Körfez İşbirliği Konseyi, Katarlı düşünür Dr. Muhammed Müsfir’in de dile getirdiği gibi, alelacele yapılacak bir askeri müdahaleden daha yapıcı bir şekilde soruna çözüm getirebilir. Siyasi müdahale, askeri bir müdahaleden daha sağlıklıdır. Bahreyn halkının bugün ihtiyaç duyduğu şey de budur.

Körfez İşbirliği Konseyi’nden arabulucuların Bahreyn monarşisiyle Uyum hareketi arasında görüşmeleri bir an önce başlatması çözüm yönünde atılacak ilk adım olacaktır. Diyalog sürecinden çıkacak öneriler, bugünkü bölünmüşlüğün rehabilitesi yolunda bir politik ortaklığın hayata geçmesini temin edecektir.

Bu ortaklığı pekiştirecek unsurlardan birisi de sultan tarafından atanıp milletvekilleri tarafından onaylanacak geniş yetkilerle donatılmış bir Şii başbakanın işbaşına getirilmesi olacaktır.
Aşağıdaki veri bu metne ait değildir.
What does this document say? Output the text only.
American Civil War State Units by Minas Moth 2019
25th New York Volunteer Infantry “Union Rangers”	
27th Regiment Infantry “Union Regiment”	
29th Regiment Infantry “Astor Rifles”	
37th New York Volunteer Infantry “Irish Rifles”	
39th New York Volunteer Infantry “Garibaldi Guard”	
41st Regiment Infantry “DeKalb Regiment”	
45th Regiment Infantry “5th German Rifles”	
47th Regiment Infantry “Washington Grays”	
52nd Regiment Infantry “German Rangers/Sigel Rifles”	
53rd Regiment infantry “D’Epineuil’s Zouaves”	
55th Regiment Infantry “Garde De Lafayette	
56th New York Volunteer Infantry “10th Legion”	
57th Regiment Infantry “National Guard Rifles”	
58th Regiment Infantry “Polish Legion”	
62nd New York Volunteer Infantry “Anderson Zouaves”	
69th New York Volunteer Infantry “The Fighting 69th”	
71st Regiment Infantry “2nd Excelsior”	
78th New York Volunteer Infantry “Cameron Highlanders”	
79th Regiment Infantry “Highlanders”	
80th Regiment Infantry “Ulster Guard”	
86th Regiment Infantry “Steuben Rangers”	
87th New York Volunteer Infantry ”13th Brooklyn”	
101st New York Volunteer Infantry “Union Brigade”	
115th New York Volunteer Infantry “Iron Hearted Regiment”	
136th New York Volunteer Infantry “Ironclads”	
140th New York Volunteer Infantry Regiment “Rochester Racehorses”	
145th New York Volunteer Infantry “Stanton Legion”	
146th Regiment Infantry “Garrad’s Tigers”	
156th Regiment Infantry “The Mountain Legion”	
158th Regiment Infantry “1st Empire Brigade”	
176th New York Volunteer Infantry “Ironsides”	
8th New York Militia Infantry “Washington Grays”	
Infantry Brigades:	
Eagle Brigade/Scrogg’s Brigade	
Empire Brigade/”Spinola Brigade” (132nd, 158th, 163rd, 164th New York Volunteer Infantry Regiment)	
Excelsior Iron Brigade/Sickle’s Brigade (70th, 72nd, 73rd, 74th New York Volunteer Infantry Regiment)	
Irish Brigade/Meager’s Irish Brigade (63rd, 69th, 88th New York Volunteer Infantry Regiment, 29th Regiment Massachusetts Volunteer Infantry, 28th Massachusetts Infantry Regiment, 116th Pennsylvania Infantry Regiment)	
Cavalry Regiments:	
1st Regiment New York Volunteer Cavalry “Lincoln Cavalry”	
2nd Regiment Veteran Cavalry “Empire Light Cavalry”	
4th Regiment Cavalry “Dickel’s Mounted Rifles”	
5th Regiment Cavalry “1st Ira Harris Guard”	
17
Kabinenin yarısı Şiilere verilecek, atanmış ve seçilmişlerin taksiminde bu orana riayet edilecektir. Politik özgürlükler herkesi kapsayacak şekilde genişletilecek, geri kalmış bölgeleri desteklemeye dönük sosyal politikalar ivme kazanacaktır.

Lübnan’da olduğu gibi, bu ortaklığın anayasal hükme bağlanması ilk etapta zorunlu değildir. Kısa vadede uyumu sağlayacak şekilde sosyal bir sözleşme yeterli olacaktır. Uzun vadede anayasal monarşiye geçiş ve mezhep kimliğinin üstünde bir vatandaşlık kavramını geliştirecek politik kültür değişimi bu sayede zemin kazanabilir.

Sünni-Şia çekişmesinden uzakta, aktif diplomasi yürüten bir Katar, Bahreyn’de sosyal barış ve politik reform sürecinde insiyatif alabilir. Katar’ın peşinden diğer körfez ülkeleri kendilerine düşen rolleri yerine getirebilir. Körfez ülkelerindeki emniyet ve istikrarın temini yanında zarardan başka bir şey getirmeyecek olan başka güçlerin bölgeye müdahalesinin önüne geçilmesi böyle mümkün olacaktır.

Bugün körfez bölgesinde kriz kaynağı durumundaki Bahreyn, doğru adımlar atılırsa politik reformun, yöneten-yönetilen ilişkinde karşılıklı güven ve anlayışın simgesi, mezhebe dayalı sorunların aşıldığı bir örnek ülke haline dönüşecektir.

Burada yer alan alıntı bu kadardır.